Linear Discriminant Analysis (LDA)

Assumptions

  • All class-conditional distributions share the same covariance matrix: \(\Sigma_k = \Sigma\)
  • Only the class means \(\mu_k\) differ.

Decision Function

Each class has a discriminant function:

\[ g_k(x) = x^\top \Sigma^{-1} \mu_k - \frac{1}{2} \mu_k^\top \Sigma^{-1} \mu_k + \log \phi_k \]

Predict:

\[ \boxed{h(x) = \arg\max_k \, g_k(x)} \]

Parameter Estimation (MLE)

From data, estimate:

  • Class priors:

$$ \phi_k = \frac{n_k}{n}, \quad \text{where } n_k = \sum_{i=1}^n \mathbb{1}{y_i = k} $$

  • Class means:

$$ \mu_k = \frac{1}{n_k} \sum_{i: y_i = k} x_i $$

  • Shared covariance matrix:

$$ \Sigma = \frac{1}{n} \sum_{k=0}^{K-1} \sum_{i: y_i = k} (x_i - \mu_k)(x_i - \mu_k)^\top $$

Quadratic Discriminant Analysis (QDA)

Assumptions

  • Each class has its own covariance matrix: \(\Sigma_k\)
  • This yields quadratic decision boundaries.

Decision Function

Each class has a quadratic discriminant:

\[ g_k(x) = -\frac{1}{2} \log |\Sigma_k| - \frac{1}{2}(x - \mu_k)^\top \Sigma_k^{-1}(x - \mu_k) + \log \phi_k \]

Predict:

\[ \boxed{h(x) = \arg\max_k \, g_k(x)} \]

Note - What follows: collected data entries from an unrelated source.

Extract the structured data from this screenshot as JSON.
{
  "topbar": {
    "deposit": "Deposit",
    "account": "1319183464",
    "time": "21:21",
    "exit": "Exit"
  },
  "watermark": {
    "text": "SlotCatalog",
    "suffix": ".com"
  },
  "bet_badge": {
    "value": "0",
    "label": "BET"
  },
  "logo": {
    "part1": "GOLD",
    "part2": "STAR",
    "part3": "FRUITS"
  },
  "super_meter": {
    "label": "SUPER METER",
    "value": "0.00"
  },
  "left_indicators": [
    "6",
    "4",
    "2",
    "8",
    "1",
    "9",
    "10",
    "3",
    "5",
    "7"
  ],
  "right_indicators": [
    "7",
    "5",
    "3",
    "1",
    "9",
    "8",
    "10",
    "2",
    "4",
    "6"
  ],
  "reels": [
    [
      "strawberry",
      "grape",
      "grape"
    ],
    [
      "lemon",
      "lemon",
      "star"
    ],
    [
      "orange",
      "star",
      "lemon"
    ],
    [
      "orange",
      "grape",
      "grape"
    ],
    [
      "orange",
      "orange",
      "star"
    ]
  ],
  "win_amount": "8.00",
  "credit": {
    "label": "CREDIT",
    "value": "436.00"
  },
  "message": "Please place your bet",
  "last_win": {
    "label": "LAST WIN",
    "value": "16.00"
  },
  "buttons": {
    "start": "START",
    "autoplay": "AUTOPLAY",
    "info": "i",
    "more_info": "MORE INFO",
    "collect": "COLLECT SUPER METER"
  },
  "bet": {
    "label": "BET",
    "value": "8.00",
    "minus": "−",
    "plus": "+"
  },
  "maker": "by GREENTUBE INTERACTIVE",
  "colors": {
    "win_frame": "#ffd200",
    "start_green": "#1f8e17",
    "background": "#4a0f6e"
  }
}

Parameter Estimation (MLE)

For each class \(k\):

  • Class prior:

$$ \phi_k = \frac{n_k}{n} $$

  • Class mean:

$$ \mu_k = \frac{1}{n_k} \sum_{i: y_i = k} x_i $$

  • Class-specific covariance:

$$ \Sigma_k = \frac{1}{n_k} \sum_{i: y_i = k} (x_i - \mu_k)(x_i - \mu_k)^\top $$

Comparison: LDA vs QDA

Feature LDA QD
Covariance Assumption Same for all classes Unique per class
Decision Boundary Linear Quadratic
Parameters Estimated \(\mu_k, \phi_k, \Sigma\) \(\mu_k, \phi_k, \Sigma_k\)
Complexity Simpler, lower variance More flexible, but can overfit on small data
Ideal Use Case Classes share similar spread (covariance) Classes have distinct covariance structures

Conclusion

Multiclass GDA extends the binary case by modeling each class \(k \in \{0, ..., K-1\}\) with its own mean and covariance (for QDA) or a shared covariance (for LDA). The model remains clear and interpretable:

  • LDA gives a linear classifier, computationally efficient and robust.
  • QDA is more expressive, better when covariances differ.

Both compute closed-form MLE solutions, making them fast and useful even in high dimensions.